You can write a 10 page paper on why something shouldn’t happen or what the ramifications are and chances are not many people will read it. However, add a striking picture of the area in jeopardy, or a mother duck with ducklings, or an osprey fishing, and it becomes a story with a victim, one they can see, something they can relate to-visually. It becomes a story with a heart. Suddenly people can see what they will lose. You are showing them that if we don’t fight this event then we will lose whatever is depicted in the photograph- forever.

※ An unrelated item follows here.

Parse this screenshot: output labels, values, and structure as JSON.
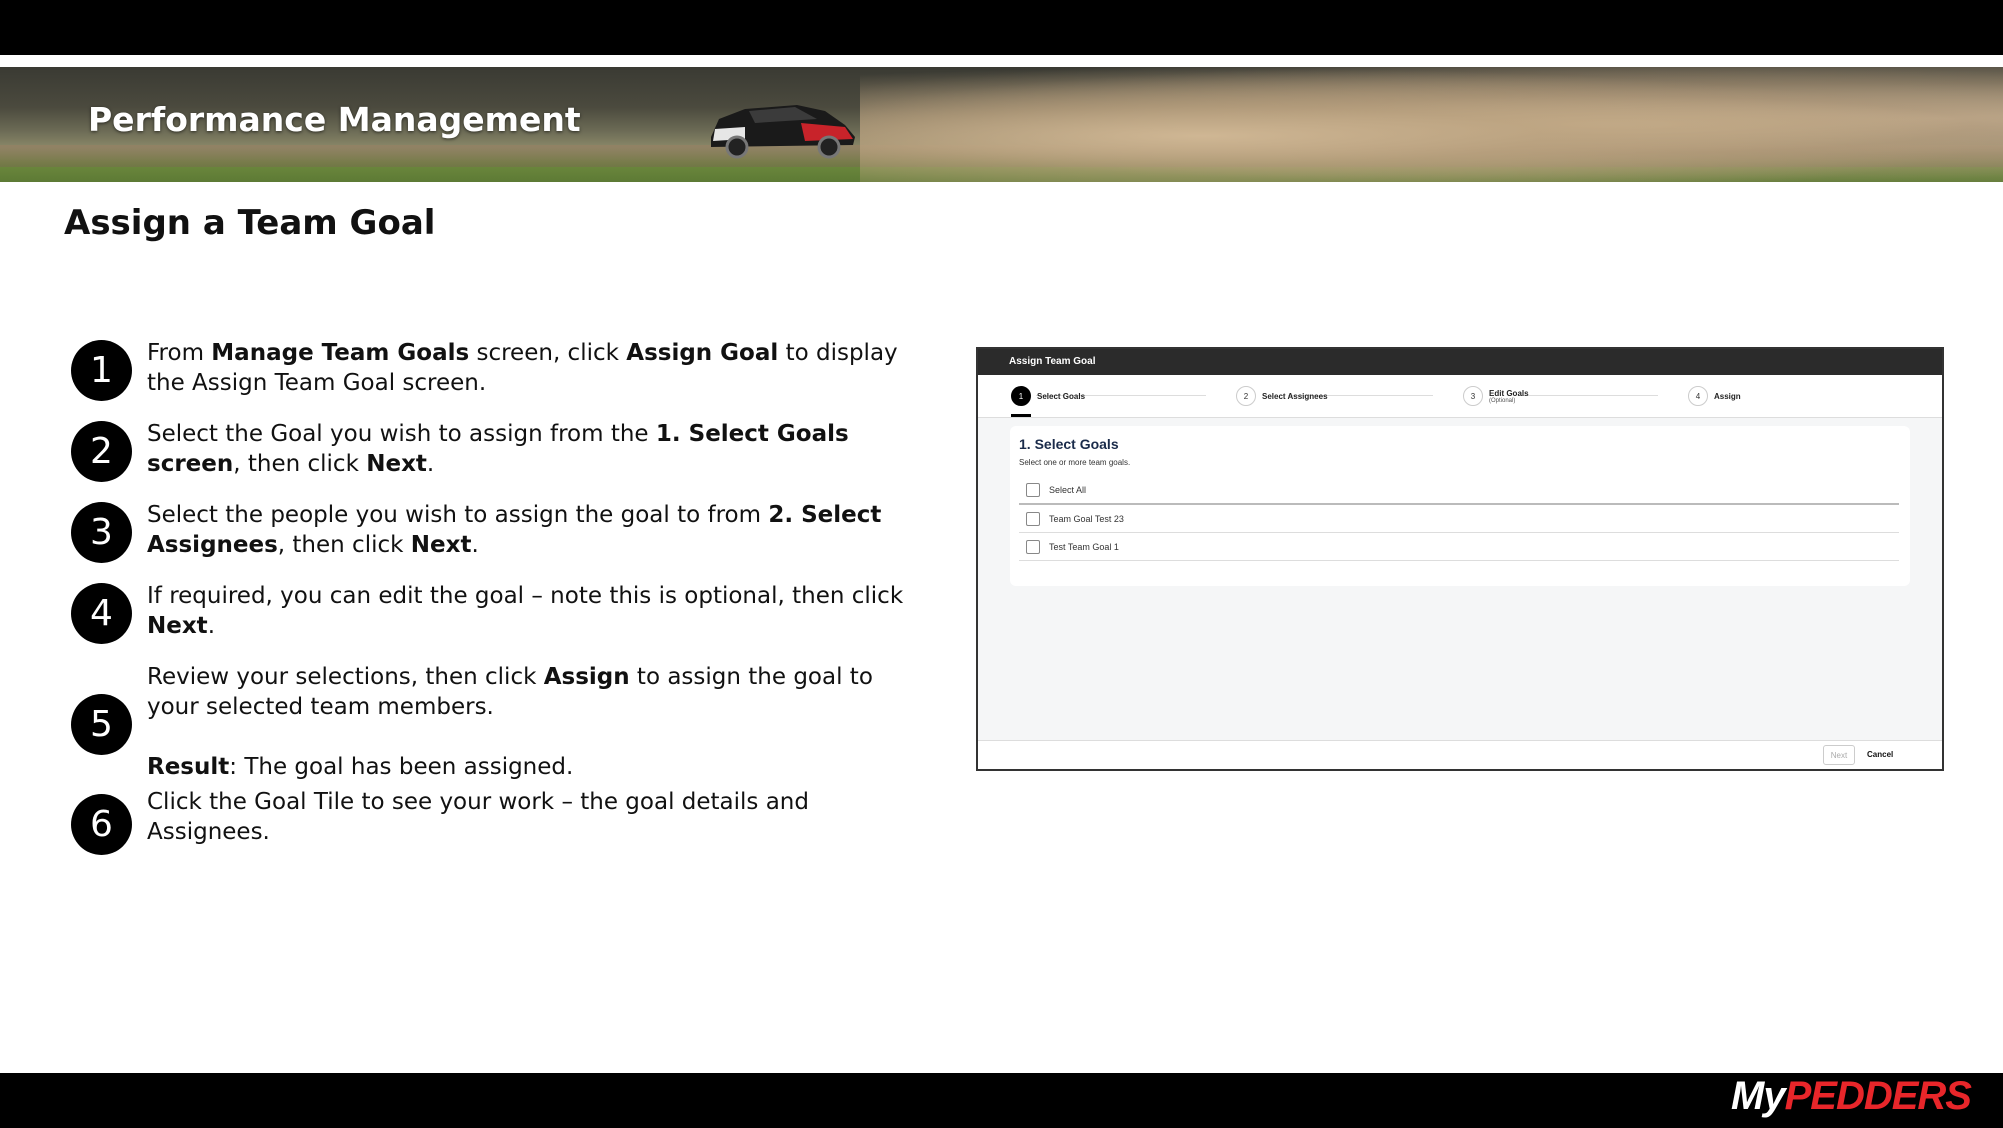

I can guarantee you won’t get rich doing this, at least not monetarily. All grassroots agencies are normally operating on a shoestring budget. There is, however, an immense amount of satisfaction in seeing one of your photographs leading the charge against raiders on our environment. So how do you get involved? I did it by first showing my work at the Audubon EEC here in Bristol RI.
I did an art show with a lot of bird photos at the EEC and that led to them asking if they could use some of the shots on brochures and publications. In the fall of 2010 as a member of our town‘s Conservation Commission, I attended a dedication of a restored salt marsh. There were several agencies present including Save The Bay.
I politely let the Save The Bay Reps. know that I would let them use any of my pictures I had shot around the marsh for promotional purposes if they wanted. I directed them to my website and they selected several egret pictures which became the backdrop for 4 interpretive signs that are now being installed at the 4 restoration sites. The only thing I ask of them is if they use my picture they credit me.
Even though I have my photography for sale and do a modest business on selling my work I will continue to support agencies that lead the way when it comes to protecting our environment and the wildlife that inhabits it. In doing so, in a sense, I am protecting my photography business also. After all, if we lose the very essence of what we photograph then we lose ourselves also.